Alternatives to BRAC Health Programs
Looking for an alternative to BRAC Health Programs? Below are 12 credible competitors, compared by category, pricing and what makes each a fit — including free and lower-cost options.
KivaKiva is a microlending platform connecting lenders to borrowers in developing regions for business and personal needs. Unlike New Story's integrated land development and titling, Kiva focuses on zero-interest loans without infrastructure or legal title components, appealing to users seeking smaller, crowd-funded donations instead of multi-year capital commitments.
Habitat for Humanity builds and improves homes worldwide through volunteer labor and homeowner sweat equity. It emphasizes subsidized mortgages and home repair rather than New Story's market-rate land payments leading to titles in 24 months. Habitat operates at larger scale with more countries but slower paths to full ownership and less emphasis on impact investor returns.
Habitat for Humanity builds and improves homes worldwide through volunteer labor and homeowner sweat equity. It emphasizes subsidized mortgages and home repair rather than New Story's market-rate land payments leading to titles in 24 months. Habitat operates at larger scale with more countries but slower paths to full ownership and less emphasis on impact investor returns.
Acumen invests patient capital in social enterprises tackling poverty. It shares New Story's blended finance approach but targets broader sectors like agriculture and energy rather than residential land titling, with longer investment horizons and no direct family payment model for homeownership.
GiveDirectlyGiveDirectly delivers unconditional cash transfers to households in poverty. It differs from New Story by avoiding land development or credit-building programs, offering simpler direct aid that recipients can use for housing but without structured ownership timelines or investor returns.
Noora HealthBRAC runs large-scale community health initiatives across Bangladesh and beyond. While it overlaps geographically with Noora Health, its emphasis is on preventive outreach rather than structured caregiver training delivered inside partner hospitals with published complication-reduction metrics.
Root CapitalRoot Capital provides loans to small agricultural businesses in Latin America and Africa. It overlaps with New Story on impact investing and repayment focus but serves enterprises rather than individual families seeking residential land titles and home financing.

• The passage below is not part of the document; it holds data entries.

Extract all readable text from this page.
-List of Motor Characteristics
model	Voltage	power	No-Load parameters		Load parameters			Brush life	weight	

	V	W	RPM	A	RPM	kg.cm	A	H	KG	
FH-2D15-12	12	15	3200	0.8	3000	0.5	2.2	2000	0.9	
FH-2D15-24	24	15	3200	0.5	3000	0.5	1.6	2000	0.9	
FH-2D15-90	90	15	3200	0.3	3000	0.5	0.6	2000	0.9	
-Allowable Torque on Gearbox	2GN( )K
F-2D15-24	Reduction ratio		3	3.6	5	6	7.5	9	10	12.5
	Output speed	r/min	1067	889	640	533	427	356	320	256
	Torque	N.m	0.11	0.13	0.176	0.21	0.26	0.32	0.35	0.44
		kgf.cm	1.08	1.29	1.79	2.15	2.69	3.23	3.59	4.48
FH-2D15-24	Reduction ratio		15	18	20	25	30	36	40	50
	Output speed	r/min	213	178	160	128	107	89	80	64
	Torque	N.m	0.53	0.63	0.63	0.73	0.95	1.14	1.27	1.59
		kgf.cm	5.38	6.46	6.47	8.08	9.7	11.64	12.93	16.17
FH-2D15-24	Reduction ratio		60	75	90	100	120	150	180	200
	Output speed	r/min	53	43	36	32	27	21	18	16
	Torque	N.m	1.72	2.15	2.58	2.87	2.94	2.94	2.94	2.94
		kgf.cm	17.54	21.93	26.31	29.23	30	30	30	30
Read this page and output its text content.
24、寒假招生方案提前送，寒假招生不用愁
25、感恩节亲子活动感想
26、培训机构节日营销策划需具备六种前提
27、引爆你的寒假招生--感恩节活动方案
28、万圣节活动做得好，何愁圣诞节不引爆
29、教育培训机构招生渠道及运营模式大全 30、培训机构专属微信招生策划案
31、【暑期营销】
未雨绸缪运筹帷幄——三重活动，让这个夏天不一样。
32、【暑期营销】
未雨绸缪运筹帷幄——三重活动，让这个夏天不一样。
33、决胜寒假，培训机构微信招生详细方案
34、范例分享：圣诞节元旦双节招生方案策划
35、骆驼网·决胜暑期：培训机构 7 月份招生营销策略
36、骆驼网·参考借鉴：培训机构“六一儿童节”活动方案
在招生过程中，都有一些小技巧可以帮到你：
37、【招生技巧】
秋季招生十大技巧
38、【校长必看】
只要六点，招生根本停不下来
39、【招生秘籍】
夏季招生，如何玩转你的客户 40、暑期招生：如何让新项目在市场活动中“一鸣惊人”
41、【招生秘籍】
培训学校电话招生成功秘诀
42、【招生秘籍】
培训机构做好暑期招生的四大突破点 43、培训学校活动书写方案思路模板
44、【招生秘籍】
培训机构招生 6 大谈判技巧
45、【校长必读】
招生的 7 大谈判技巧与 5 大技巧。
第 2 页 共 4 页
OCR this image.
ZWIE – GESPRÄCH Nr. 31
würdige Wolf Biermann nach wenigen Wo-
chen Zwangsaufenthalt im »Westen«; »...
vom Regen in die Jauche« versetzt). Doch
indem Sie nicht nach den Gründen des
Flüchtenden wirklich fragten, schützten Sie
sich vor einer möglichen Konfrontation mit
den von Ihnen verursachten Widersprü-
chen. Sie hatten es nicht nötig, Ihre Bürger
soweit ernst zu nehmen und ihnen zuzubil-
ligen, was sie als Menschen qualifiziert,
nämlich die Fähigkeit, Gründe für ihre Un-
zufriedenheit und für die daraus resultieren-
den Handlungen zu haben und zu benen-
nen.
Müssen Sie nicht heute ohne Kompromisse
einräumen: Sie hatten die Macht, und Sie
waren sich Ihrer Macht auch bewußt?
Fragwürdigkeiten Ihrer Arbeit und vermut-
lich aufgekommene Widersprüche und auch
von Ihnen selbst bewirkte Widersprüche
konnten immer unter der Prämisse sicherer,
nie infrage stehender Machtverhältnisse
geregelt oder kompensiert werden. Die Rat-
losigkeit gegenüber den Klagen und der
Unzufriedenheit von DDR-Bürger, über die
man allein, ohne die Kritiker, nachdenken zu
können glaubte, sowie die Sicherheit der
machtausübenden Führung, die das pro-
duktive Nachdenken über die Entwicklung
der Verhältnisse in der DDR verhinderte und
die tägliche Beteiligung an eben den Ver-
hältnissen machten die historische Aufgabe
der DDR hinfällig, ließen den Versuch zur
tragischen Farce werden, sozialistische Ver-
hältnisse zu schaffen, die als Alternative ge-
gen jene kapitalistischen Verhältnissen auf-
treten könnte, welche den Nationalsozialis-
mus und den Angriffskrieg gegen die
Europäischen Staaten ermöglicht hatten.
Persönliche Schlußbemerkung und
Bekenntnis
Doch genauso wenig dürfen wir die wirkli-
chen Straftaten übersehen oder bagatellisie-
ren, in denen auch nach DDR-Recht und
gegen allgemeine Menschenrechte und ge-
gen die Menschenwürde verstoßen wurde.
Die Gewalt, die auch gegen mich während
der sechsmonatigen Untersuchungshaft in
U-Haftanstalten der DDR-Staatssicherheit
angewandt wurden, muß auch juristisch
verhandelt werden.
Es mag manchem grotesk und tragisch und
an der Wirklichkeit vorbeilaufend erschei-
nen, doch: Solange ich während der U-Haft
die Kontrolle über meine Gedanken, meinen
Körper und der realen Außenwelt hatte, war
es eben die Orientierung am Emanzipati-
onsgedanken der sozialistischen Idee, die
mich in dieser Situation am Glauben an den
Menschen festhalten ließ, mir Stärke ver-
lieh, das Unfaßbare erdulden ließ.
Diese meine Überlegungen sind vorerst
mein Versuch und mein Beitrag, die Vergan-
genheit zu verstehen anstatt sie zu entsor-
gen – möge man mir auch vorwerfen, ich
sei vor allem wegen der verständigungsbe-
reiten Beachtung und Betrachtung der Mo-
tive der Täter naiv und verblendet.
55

Save the Children Newborn HealthSave the Children supports kangaroo-mother-care and newborn programs in multiple countries. Its facility-based training is narrower in scope than Noora Health's multi-condition curriculum and does not report the same breadth of cardiac and post-surgical outcome data.
WHO Family Caregiver ResourcesWHO publishes global guidelines and training packages on family caregiving that governments can adapt. Unlike Noora Health, WHO does not directly operate or staff programs inside partner hospitals and therefore does not generate the same facility-level outcome datasets.
Grameen FoundationGrameen Foundation promotes microfinance and digital tools for poverty alleviation. Its model centers on group lending without New Story's land acquisition or 24-month title process, attracting users interested in financial inclusion metrics over physical community development.
Red Cross offers first-aid and CPR classes plus some chronic-care guides. Classes are open to the public rather than integrated into hospital discharge processes, and outcome measurement is limited to course completion rather than population-level health metrics.
JhpiegoJhpiego strengthens health-worker skills in maternal and newborn care globally. It works through ministries rather than directly embedding family-caregiver education at discharge, producing different implementation footprints and measurement priorities compared with Noora Health.